XVIII.
Nous ne voyons pas poindre encore la théologie scolastique; c'est la philosophie en général qui succombe: le péripatétisme n'est pas seul en cause; le stoïcisme, avec sa logique aiguë et disputeuse, ne jouit pas d'un meilleur renom, et le platonisme est reconduit avec quelques louanges hors du giron de l'Église; d'autant qu'on ne le distinguait pas bien du néo-platonisme qui, tantôt par l'audace de sa polémique directe, tantôt par la séduction de ses dogmes élevés et de sa mysticité sublime, menaçait tout autrement le christianisme, et pouvait, s'il ne rencontrait une résistance énergique, lui débaucher ses plus grands génies.
Durant les cinq premiers siècles, la part du péripatétisme se réduit communément à l'emploi de quelques formules isolées qui ont passé dans la circulation, à l'usage au moins implicite du syllogisme, ce qui n'est pas une opinion, mais une nécessité de la controverse et même de la raison, au maintien de la distinction de la matière et de la forme, distinction, au reste, commune à Platon et à son rival, enfin à l'application des catégories à toutes les questions qui concernent l'être. S'agit-il de la nature de Dieu ou de celle de l'âme, les catégories sont presque toujours rappelées et discutées; toutefois, du sein même de ces discussions, s'échappe presque toujours le principe que Dieu est hors de toutes les catégories[149].

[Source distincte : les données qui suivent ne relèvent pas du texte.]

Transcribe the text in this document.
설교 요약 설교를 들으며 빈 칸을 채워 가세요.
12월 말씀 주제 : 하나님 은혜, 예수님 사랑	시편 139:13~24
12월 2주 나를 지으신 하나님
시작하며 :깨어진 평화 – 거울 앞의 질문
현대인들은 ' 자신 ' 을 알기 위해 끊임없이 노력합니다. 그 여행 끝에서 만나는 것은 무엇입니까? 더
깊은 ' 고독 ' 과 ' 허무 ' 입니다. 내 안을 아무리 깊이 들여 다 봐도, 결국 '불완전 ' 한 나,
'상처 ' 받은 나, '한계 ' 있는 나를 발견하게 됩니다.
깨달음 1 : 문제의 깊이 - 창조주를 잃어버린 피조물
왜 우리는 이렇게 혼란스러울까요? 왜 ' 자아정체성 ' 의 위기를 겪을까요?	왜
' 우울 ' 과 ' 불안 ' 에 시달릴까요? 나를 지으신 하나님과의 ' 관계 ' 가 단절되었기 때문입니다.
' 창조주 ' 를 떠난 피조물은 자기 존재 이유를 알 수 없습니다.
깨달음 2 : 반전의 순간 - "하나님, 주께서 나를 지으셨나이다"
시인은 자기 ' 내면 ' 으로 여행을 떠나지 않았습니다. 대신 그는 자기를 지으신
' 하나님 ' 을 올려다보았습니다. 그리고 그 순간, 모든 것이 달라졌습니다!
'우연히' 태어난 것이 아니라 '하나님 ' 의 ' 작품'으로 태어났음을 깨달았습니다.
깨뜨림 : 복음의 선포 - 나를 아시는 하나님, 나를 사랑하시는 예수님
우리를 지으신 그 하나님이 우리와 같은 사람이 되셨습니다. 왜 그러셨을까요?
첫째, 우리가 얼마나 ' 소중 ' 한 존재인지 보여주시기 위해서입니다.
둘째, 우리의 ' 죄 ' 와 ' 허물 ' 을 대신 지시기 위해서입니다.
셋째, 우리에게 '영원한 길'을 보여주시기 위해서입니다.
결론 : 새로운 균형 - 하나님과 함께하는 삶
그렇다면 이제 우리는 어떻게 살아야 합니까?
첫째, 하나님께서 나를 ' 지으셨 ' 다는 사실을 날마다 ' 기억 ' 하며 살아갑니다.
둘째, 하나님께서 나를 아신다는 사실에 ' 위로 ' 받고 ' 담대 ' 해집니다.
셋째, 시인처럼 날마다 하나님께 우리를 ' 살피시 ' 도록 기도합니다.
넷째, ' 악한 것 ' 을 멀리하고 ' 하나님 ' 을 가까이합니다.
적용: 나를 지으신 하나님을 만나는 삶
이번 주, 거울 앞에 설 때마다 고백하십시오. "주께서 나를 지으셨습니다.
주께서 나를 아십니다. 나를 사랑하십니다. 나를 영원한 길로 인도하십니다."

[Note 149: J. Launoy, _De var. Arist. fortuna_, c. II.---Ritter, Ouvr. cité, t. VI, c. III, p. 249, et t. VII, c. II, p. 516.]
C'est plus tard que l'on voit décidément passer l'empire du côté du péripatétisme, mais alors la métaphysique décroît et cède la place à la logique; ce que les historiens de la philosophie appellent _le formalisme_, commence à prévaloir dans la science. Chez les païens, on a réconcilié Aristote et Platon; les controverses sur le fond des choses s'éteignent; on ne songe plus qu'à ordonner les idées, qu'à les exposer systématiquement. Chez les chrétiens, même tendance. De tout temps, et notamment en Asie, Aristote avait eu de dévoués commentateurs, mais la plupart en dehors du christianisme; il n'en est plus de même aux Ve et VIe siècles. On distingue parmi eux David d'Arménie, qui avait étudié sous les derniers néo-platoniciens. Déjà, au jugement de Ritter, l'esprit d'Aristote avait inspiré Némésius, de qui nous possédons un précieux ouvrage. Jean Philopon, surnommé _le Grammairien_, subit plus manifestement encore la même influence. Il avait été commentateur du prince des péripatéticiens avant d'écrire sur la théologie, et ses doctrines s'en ressentent, aussi bien que l'hérésie des trithéistes, qu'on peut rattacher à son nom[150]. C'est ainsi que nous sommes peu à peu conduits à voir naître et grandir, au VIIIe siècle, l'aristotélisme chrétien.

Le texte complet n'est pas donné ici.